Friday, April 01, 2011

20% Rule For Big Profits

Investor's Corner: Use 20% Rule For Big Profits

You'll never know for sure if a stock is going to be a huge winner if you sell it too soon. So if the stock you just bought makes a big jump right away, resist the urge to take the money and run.

Watching a stock go up after you sell it can be truly frustrating. That's where the eight-week rule comes in. The rule states that if a stock breaks out from a proper base and gains 20% or more in three weeks or less, you should hold it for at least eight weeks.

It's normal for a stock to pull back after breaking out, so don't panic unless the stock starts to give back the bulk of its gains. Only then should you sell. You never should turn a good profit into a loss.

Stocks that gain 20% or more soon after the breakout are showing you unusual power. These have the potential of doubling, tripling or more.

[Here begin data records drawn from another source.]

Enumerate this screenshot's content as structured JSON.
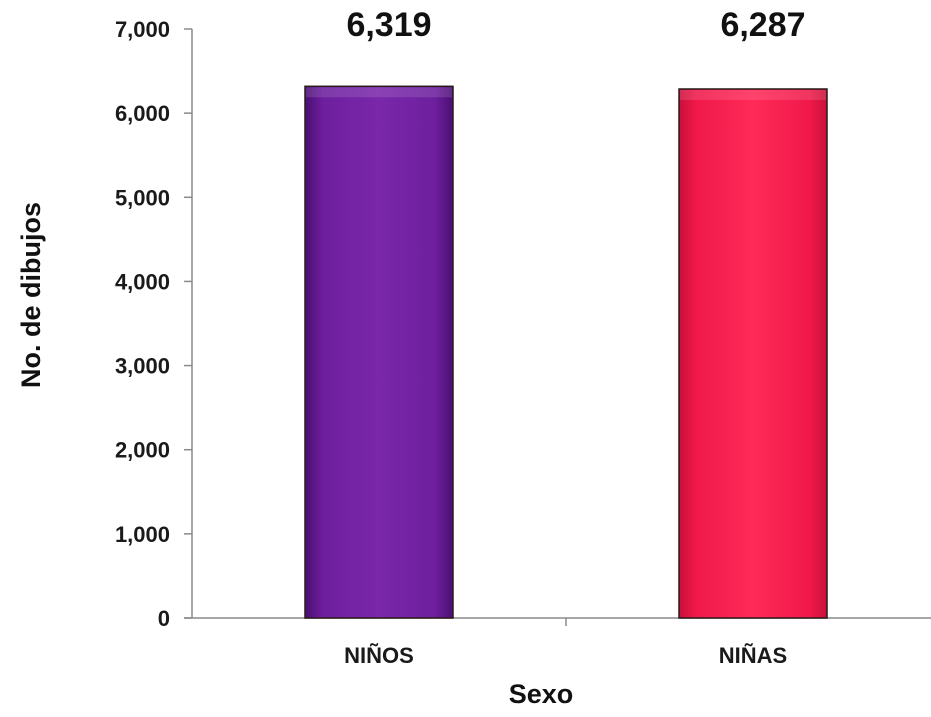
{
  "chart_data": {
    "type": "bar",
    "title": "",
    "xlabel": "Sexo",
    "ylabel": "No. de dibujos",
    "categories": [
      "NIÑOS",
      "NIÑAS"
    ],
    "values": [
      6319,
      6287
    ],
    "data_labels": [
      "6,319",
      "6,287"
    ],
    "ylim": [
      0,
      7000
    ],
    "yticks": [
      0,
      1000,
      2000,
      3000,
      4000,
      5000,
      6000,
      7000
    ],
    "ytick_labels": [
      "0",
      "1,000",
      "2,000",
      "3,000",
      "4,000",
      "5,000",
      "6,000",
      "7,000"
    ],
    "colors": [
      "#6a1b9a",
      "#f0194a"
    ],
    "grid": false,
    "legend": "none"
  }
}
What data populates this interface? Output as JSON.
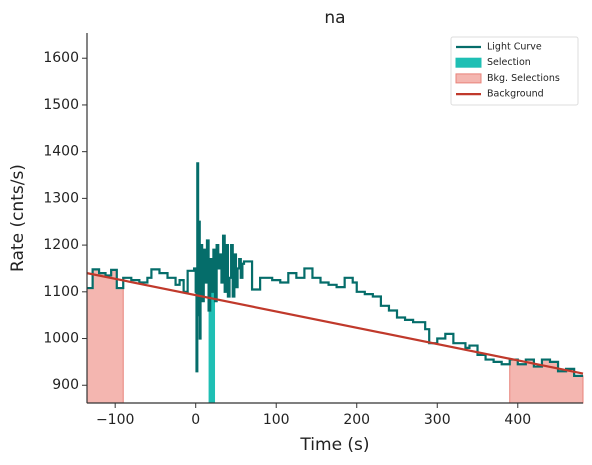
{
  "chart_data": {
    "type": "step",
    "title": "na",
    "xlabel": "Time (s)",
    "ylabel": "Rate (cnts/s)",
    "xlim": [
      -135,
      481
    ],
    "ylim": [
      862,
      1654
    ],
    "xticks": [
      {
        "value": -100,
        "label": "−100"
      },
      0,
      100,
      200,
      300,
      400
    ],
    "yticks": [
      900,
      1000,
      1100,
      1200,
      1300,
      1400,
      1500,
      1600
    ],
    "legend": "upper right",
    "series": [
      {
        "name": "Light Curve",
        "color": "#056d6a",
        "x": [
          -135,
          -128,
          -120,
          -112,
          -105,
          -98,
          -90,
          -80,
          -70,
          -60,
          -55,
          -45,
          -35,
          -25,
          -20,
          -15,
          -10,
          -2,
          0,
          1,
          2,
          3,
          4,
          5,
          6,
          8,
          10,
          12,
          14,
          16,
          18,
          20,
          22,
          24,
          26,
          28,
          30,
          32,
          34,
          36,
          38,
          40,
          42,
          44,
          46,
          48,
          50,
          52,
          54,
          56,
          58,
          60,
          70,
          80,
          95,
          105,
          115,
          125,
          135,
          145,
          155,
          165,
          175,
          185,
          195,
          200,
          210,
          220,
          230,
          240,
          250,
          260,
          270,
          285,
          290,
          300,
          310,
          320,
          335,
          340,
          350,
          360,
          370,
          380,
          390,
          400,
          410,
          420,
          430,
          440,
          450,
          460,
          470
        ],
        "values": [
          1108,
          1148,
          1140,
          1135,
          1147,
          1108,
          1130,
          1125,
          1120,
          1130,
          1148,
          1140,
          1130,
          1115,
          1125,
          1100,
          1145,
          1150,
          1100,
          930,
          1375,
          1050,
          1250,
          1000,
          1200,
          1080,
          1190,
          1120,
          1210,
          1060,
          1170,
          1100,
          1190,
          1080,
          1200,
          1150,
          1180,
          1120,
          1220,
          1100,
          1200,
          1090,
          1130,
          1200,
          1090,
          1180,
          1110,
          1150,
          1170,
          1130,
          1160,
          1165,
          1105,
          1130,
          1125,
          1120,
          1140,
          1130,
          1150,
          1130,
          1120,
          1115,
          1110,
          1130,
          1120,
          1100,
          1095,
          1090,
          1070,
          1060,
          1045,
          1040,
          1035,
          1020,
          990,
          1000,
          1010,
          990,
          980,
          985,
          965,
          955,
          950,
          945,
          955,
          945,
          955,
          940,
          955,
          950,
          930,
          935,
          920
        ]
      },
      {
        "name": "Background",
        "color": "#c0392b",
        "x": [
          -135,
          481
        ],
        "values": [
          1140,
          925
        ]
      }
    ],
    "selection": {
      "name": "Selection",
      "color": "#1fbfb4",
      "span": [
        16,
        24
      ]
    },
    "bkg_selections": {
      "name": "Bkg. Selections",
      "color": "#f4b6b0",
      "edge": "#e8837a",
      "spans": [
        [
          -135,
          -90
        ],
        [
          390,
          481
        ]
      ]
    }
  }
}
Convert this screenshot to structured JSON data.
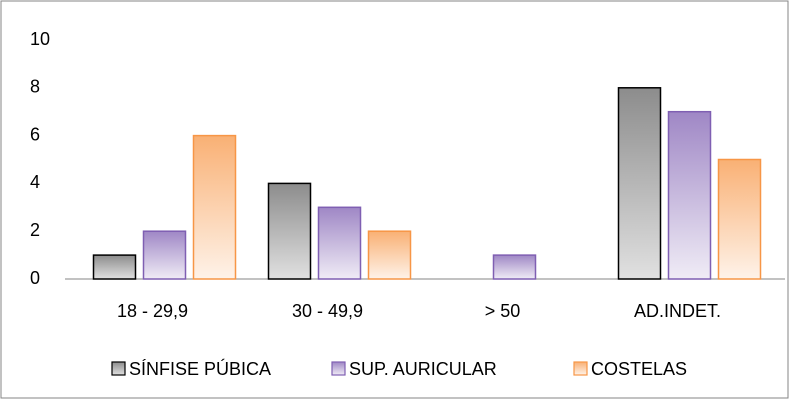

The eight-week rule is designed to help you avoid the heartache of missing out on what could be a monster winner. Stocks that surge hundreds of percentage points will seldom do so in a short period of time. Big gains need time to brew.

In "How To Make Money In Stocks," IBD founder and Chairman William O'Neil wrote, "Your objective is not just to be right but to make big money when you are right."

If you bought a stock with great earnings and sales growth, healthy margins and institutional sponsorship as it just cleared a base, you have to give it time to do its thing. In investing, patience is a virtue.

Avoid thinking too much once you're in the stock. You don't have to watch every tick. Doing so can cause you to get shaken out. But be aware of signs of weak action and act if they appear.